< strong > the classic process of backdoor listing is as follows:
1. The backdoor company replaces assets with the backdoor company, and the backdoor company puts its own assets into the listed company, and the listed company issues additional shares to the backdoor company.
2. The backdoor company replaces the equity of the major shareholder with the assets and liabilities of the listed company and the major shareholder of the listed company.
3. In this way, the original shareholders withdrew from the listed company, the new shareholders entered and injected their own high-quality assets, and the listed company became a phoenix, and the backdoor listing was completed.
< strong > backdoor listing needs to meet two conditions:
First, financial news, the reporter learned exclusively that the regulatory authorities are discussing the revision of the merger and reorganization rules, and the sword refers to avoiding backdoor. In addition to "one of the two backdoor conditions", it will also include some restrictive measures to avoid backdoor, such as the proportion of main income may also become one of the indicators to be considered.
Two, according to the "reorganization measures", constitute a backdoor listing need to meet two conditions:
1. The control right of the listed company changes;
2. When the control right of the listed company changes, the total assets purchased by the listed company from the acquirer and its related parties account for more than 100% of the total assets at the end of the audited consolidated financial accounting report of the previous fiscal year.

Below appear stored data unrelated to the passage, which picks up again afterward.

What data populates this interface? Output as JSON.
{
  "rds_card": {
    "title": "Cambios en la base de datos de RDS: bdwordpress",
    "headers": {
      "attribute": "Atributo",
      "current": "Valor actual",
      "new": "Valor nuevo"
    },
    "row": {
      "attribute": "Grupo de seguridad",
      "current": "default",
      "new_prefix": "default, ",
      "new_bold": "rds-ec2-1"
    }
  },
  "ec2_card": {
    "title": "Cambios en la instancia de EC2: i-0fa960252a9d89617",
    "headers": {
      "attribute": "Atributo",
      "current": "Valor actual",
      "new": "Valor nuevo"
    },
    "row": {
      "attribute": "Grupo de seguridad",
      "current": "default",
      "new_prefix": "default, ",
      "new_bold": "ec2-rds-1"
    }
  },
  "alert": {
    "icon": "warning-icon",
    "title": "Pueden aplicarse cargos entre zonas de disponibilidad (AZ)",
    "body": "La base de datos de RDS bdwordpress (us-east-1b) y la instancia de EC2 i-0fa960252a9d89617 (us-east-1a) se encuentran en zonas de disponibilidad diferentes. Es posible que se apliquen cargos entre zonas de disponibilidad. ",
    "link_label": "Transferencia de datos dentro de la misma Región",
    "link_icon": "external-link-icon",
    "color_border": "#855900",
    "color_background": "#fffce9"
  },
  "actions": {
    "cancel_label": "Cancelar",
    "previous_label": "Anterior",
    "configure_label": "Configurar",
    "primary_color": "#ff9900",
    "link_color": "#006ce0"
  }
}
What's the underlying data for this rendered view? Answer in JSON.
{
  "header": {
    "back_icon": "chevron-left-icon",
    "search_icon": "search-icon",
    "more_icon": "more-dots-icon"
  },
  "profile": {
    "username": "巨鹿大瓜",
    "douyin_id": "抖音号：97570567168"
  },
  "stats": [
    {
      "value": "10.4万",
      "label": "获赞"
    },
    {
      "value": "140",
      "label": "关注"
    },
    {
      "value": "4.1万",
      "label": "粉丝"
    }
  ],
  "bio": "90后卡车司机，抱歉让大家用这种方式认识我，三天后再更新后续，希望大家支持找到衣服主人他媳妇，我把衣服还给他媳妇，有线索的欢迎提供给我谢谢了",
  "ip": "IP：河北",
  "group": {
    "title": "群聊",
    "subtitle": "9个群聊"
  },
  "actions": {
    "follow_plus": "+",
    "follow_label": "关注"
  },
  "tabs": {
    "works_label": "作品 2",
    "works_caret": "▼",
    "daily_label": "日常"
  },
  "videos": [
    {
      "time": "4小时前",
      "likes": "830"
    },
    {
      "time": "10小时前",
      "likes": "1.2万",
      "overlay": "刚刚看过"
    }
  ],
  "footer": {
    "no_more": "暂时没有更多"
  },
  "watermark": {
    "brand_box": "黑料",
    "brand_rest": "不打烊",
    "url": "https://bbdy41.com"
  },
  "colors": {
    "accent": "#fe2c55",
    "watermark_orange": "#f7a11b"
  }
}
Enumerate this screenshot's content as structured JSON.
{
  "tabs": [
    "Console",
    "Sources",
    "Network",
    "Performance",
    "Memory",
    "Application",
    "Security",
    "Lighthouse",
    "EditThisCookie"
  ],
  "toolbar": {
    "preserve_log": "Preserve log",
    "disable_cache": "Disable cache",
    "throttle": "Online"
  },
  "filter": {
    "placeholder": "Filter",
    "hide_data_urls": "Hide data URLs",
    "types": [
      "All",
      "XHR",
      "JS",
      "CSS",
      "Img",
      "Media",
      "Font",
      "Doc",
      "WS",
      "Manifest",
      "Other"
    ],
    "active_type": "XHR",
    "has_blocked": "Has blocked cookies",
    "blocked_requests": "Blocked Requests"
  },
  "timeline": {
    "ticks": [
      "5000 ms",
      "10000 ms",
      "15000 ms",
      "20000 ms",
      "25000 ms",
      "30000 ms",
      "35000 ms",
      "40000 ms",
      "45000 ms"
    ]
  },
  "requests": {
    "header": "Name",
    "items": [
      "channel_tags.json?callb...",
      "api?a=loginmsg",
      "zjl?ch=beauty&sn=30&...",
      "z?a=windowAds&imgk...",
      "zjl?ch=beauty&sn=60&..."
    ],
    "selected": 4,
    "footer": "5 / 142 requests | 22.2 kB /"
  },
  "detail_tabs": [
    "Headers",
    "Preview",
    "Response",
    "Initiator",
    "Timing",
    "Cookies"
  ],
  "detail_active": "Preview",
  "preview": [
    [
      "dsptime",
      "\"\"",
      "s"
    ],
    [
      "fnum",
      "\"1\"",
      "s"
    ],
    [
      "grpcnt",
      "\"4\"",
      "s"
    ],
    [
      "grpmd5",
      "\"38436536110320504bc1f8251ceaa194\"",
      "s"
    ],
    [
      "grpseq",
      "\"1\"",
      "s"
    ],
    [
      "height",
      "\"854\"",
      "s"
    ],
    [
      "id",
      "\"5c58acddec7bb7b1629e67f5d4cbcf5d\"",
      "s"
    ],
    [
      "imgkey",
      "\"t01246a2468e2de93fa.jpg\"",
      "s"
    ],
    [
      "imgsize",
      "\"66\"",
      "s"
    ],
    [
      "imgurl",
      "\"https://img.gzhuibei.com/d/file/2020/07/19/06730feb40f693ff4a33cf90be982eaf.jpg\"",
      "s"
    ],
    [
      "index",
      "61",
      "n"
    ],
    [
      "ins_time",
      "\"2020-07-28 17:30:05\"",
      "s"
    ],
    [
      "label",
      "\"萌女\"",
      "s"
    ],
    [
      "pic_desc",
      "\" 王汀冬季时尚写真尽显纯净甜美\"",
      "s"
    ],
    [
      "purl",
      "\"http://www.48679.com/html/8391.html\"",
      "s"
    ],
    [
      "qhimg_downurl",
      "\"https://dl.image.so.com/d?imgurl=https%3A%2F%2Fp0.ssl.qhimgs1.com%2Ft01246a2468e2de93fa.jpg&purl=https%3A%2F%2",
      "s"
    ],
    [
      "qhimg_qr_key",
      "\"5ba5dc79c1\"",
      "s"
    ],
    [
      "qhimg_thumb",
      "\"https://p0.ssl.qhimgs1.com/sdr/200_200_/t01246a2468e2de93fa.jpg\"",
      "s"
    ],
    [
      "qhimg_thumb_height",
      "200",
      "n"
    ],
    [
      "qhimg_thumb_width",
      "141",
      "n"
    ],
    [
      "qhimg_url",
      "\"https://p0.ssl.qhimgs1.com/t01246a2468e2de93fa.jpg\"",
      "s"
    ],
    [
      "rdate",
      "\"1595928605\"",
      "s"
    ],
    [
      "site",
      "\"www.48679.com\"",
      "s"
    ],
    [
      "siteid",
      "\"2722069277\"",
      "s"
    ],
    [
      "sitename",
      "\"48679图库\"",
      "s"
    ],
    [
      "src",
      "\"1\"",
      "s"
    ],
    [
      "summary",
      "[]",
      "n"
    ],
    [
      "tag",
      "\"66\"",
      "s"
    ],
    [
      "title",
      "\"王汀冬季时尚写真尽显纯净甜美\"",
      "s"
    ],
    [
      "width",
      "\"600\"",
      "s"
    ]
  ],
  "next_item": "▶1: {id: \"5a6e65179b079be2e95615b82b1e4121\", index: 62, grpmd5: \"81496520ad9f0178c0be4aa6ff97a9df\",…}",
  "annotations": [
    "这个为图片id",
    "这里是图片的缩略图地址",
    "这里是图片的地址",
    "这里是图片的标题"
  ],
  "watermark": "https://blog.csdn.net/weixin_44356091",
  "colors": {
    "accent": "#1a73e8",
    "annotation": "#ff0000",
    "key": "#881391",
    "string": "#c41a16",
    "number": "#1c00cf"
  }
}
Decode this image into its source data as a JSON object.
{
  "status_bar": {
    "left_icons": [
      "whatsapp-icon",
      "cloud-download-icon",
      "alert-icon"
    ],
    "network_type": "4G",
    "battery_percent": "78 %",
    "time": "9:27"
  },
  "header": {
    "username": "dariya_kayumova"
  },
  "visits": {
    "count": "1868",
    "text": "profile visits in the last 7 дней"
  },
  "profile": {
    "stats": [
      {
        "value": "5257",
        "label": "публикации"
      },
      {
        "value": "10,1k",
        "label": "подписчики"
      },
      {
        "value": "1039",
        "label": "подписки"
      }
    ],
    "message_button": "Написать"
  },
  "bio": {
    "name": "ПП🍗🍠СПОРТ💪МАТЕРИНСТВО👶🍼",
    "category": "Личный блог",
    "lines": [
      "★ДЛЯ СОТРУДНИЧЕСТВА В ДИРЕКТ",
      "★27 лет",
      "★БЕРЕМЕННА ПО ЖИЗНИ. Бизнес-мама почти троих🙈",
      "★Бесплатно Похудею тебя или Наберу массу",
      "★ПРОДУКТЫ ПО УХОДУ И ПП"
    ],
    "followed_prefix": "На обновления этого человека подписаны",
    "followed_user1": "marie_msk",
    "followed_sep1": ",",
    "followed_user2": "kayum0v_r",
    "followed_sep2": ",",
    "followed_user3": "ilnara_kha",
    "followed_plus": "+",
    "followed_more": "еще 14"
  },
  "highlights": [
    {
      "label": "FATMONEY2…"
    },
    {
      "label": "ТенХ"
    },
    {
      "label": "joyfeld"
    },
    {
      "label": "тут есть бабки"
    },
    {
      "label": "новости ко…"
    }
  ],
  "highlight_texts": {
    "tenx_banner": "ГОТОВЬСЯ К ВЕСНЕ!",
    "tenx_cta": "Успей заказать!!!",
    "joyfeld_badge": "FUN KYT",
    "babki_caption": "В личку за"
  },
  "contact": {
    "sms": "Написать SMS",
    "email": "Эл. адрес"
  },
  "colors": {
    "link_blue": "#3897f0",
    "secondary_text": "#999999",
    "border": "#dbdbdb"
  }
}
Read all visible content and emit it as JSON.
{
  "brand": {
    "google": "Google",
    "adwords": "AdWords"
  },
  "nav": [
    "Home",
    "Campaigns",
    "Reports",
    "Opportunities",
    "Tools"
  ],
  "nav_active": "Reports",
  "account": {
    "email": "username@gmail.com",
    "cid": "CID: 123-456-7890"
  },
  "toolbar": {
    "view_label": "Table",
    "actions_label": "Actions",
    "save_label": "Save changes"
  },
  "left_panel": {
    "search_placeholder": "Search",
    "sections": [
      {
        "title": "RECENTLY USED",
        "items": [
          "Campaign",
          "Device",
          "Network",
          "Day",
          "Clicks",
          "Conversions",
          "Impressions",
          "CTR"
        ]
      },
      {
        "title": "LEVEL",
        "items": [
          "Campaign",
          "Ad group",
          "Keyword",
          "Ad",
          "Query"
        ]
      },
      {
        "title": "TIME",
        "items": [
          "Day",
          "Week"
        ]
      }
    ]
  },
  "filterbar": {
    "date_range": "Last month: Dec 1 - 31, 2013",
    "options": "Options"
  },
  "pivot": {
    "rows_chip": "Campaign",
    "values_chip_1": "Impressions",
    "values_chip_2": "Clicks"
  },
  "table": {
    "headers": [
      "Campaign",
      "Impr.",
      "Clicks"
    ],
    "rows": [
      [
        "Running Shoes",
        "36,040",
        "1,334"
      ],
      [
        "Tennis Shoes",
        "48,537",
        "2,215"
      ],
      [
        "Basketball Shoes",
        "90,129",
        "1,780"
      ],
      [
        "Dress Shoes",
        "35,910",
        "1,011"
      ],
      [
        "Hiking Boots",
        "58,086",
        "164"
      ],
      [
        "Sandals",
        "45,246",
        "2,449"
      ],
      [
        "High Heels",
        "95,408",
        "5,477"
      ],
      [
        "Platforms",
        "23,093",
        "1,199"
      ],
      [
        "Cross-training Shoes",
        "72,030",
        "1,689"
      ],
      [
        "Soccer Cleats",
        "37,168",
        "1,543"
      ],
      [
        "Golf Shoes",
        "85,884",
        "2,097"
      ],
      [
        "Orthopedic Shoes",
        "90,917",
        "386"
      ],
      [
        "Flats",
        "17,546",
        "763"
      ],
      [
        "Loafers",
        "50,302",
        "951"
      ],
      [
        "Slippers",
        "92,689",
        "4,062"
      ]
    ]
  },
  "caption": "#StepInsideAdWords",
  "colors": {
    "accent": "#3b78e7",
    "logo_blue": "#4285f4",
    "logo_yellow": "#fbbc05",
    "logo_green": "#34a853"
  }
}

Therefore, many listed companies and intermediaries try their best to avoid backdoor standards, all of which are "efforts" on the above two points.
< strong > there are four specific operation methods:
1. The control rights of listed companies have not changed;
2. Ensure that the ratio of acquired assets to total assets is less than100% by increasing total assets;
Third, the acquisition of third-party assets, that is, there is no relationship between the counterparty of the restructuring transaction and the transferee of the controlling stake and the supporting financing party;
Fourth, carry out major asset reorganization first, and then change the control right through reduction, equity transfer and concerted action of shareholders.